DOWNTOWN—British artist Louise Giovanelli’s paintings made in collaboration with the downtown cinema Metrograph at Grimm Gallery, begin where a film image has already been cut loose from its source. Faces, gestures, light, makeup, and atmosphere, the paintings are in dialogue with a curation of films playing at Metrograph throughout the month. Selections included Gummo, Kids, Ticket of No Return, and Buffalo ‘66. The partnership between gallery and cinema creates a novelistic link between Giovanelli’s works, and their cinematic source material.
Technically precious and visually pungent, Giovanelli’s paintings jump at you with tight, cropped, glowing vignettes that float, detached, from their unknown, larger narrative. In this series, she draws on specific film stills, isolating fragments of faces, gestures, and light. Clippings, punctums, visual grammars.

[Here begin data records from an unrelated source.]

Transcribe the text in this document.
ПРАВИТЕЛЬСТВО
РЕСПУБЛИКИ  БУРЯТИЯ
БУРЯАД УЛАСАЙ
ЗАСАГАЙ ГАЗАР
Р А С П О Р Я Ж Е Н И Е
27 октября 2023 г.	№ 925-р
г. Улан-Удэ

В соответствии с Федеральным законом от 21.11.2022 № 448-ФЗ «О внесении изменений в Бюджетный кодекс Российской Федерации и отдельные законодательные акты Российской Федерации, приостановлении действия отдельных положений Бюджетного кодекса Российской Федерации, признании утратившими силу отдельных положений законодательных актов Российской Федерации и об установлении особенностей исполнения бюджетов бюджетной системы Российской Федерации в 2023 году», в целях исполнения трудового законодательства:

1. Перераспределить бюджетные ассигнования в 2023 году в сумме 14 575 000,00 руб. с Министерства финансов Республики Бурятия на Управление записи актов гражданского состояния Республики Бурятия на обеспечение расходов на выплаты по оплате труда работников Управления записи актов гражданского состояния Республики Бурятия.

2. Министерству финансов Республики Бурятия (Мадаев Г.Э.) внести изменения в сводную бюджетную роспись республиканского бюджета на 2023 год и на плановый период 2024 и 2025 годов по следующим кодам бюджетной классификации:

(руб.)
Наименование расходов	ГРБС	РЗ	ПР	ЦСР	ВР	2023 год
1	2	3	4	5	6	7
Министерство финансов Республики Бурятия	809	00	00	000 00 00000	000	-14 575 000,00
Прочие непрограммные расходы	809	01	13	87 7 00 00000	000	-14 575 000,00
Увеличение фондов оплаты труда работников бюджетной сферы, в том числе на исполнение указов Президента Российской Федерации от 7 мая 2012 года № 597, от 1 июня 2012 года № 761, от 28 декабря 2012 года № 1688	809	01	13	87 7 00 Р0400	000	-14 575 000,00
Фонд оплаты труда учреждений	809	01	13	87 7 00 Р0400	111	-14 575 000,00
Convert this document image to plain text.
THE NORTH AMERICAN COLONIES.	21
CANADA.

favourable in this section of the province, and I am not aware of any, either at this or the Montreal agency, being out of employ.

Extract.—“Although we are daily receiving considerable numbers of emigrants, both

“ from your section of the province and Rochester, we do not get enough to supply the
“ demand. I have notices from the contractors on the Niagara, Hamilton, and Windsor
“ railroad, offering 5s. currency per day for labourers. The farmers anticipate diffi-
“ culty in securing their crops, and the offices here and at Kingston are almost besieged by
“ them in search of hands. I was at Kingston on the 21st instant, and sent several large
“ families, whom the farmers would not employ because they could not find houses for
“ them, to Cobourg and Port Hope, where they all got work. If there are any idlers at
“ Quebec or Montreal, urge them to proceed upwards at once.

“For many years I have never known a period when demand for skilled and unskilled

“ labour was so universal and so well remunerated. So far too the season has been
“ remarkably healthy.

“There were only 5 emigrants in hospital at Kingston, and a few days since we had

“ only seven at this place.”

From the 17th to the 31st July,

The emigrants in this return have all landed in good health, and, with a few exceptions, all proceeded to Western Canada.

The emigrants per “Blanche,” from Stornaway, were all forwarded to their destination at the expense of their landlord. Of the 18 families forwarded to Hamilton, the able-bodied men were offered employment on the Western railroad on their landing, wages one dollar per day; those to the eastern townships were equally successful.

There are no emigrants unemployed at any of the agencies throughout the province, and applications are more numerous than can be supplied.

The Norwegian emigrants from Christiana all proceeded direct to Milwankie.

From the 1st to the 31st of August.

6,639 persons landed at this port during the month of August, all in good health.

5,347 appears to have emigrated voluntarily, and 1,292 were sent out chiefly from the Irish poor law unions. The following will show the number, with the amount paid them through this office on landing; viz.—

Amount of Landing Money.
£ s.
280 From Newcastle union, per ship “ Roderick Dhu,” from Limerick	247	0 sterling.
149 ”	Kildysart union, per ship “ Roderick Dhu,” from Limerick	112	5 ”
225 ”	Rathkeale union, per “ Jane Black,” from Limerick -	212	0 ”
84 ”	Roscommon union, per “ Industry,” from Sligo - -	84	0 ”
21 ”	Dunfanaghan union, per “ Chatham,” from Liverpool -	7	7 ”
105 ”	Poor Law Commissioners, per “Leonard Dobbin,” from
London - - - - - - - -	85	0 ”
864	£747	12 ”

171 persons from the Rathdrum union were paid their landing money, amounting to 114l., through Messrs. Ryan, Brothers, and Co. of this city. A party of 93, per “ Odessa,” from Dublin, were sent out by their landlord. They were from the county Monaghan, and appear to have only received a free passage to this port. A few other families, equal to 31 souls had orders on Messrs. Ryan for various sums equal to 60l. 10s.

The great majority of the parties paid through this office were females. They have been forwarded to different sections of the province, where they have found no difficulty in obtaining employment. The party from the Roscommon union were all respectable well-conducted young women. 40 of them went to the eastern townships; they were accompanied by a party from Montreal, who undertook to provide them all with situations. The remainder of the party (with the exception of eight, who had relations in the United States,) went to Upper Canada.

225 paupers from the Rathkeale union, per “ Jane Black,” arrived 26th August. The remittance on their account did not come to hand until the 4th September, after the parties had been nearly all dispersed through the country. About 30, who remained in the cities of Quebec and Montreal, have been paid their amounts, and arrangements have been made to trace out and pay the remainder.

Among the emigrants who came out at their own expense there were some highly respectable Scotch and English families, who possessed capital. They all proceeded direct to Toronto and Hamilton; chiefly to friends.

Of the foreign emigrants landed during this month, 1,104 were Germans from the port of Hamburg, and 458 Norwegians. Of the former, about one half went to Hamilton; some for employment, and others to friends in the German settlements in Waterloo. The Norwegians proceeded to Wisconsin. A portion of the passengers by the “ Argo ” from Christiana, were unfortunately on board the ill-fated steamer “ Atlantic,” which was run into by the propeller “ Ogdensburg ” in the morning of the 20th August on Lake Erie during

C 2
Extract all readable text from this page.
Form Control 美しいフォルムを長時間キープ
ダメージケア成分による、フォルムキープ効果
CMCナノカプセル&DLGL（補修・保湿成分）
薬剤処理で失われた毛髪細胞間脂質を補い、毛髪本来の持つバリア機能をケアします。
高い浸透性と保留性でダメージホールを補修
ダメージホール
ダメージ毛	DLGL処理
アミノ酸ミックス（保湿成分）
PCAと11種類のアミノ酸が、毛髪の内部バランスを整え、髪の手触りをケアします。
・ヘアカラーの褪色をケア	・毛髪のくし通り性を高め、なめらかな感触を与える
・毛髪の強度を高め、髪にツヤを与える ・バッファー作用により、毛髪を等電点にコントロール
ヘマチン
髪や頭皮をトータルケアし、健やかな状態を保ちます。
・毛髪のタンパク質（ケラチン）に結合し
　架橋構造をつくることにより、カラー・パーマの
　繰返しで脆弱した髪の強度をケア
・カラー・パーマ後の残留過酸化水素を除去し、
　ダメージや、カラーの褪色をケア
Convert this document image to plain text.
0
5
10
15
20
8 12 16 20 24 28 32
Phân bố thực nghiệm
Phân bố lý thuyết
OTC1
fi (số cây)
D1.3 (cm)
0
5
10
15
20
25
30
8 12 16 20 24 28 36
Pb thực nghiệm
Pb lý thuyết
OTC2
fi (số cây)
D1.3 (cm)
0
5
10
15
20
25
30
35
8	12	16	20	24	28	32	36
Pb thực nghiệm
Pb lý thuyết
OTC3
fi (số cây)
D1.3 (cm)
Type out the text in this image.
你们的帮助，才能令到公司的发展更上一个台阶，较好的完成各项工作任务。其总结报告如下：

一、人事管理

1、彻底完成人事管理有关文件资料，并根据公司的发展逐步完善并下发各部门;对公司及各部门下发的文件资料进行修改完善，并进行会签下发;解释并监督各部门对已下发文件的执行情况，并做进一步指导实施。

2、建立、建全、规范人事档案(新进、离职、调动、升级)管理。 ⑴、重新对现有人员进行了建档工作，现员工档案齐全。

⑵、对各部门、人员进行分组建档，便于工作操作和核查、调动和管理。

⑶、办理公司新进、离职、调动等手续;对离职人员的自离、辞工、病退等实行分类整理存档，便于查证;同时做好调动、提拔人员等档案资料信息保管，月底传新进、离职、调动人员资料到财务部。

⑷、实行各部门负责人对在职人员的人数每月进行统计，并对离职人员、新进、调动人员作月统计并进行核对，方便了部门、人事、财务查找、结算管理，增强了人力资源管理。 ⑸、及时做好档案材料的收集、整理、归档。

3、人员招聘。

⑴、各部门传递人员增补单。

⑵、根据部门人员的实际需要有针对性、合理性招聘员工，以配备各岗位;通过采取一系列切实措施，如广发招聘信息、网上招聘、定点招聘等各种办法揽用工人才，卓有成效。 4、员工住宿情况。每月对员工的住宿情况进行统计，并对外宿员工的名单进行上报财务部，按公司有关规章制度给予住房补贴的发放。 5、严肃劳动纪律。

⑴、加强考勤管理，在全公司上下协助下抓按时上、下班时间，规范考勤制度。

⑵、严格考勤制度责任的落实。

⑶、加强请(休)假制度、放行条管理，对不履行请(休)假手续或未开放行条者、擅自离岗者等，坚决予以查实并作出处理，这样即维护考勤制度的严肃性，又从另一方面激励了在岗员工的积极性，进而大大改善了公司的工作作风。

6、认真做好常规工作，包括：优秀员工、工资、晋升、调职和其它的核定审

The show reveals clear leanings toward 1990s independent cinema: bleached brows, metallic eyeshadow, diffuse lighting, and images that feel suspended between glamour and unease. The result is tactile and striking, making the film still feel less like evidence of a scene than an object in its own right.

Grimm 54, located on White Street in Tribeca, is well-scaled to Giovanelli’s canvases, allowing each work room to breathe. The Metrograph collaboration gives the exhibition its larger frame: a reminder that cinema can survive outside the screen, and that painting can return a still image to a different kind of movement.
Still Moving remains on view through 21 June, 2026.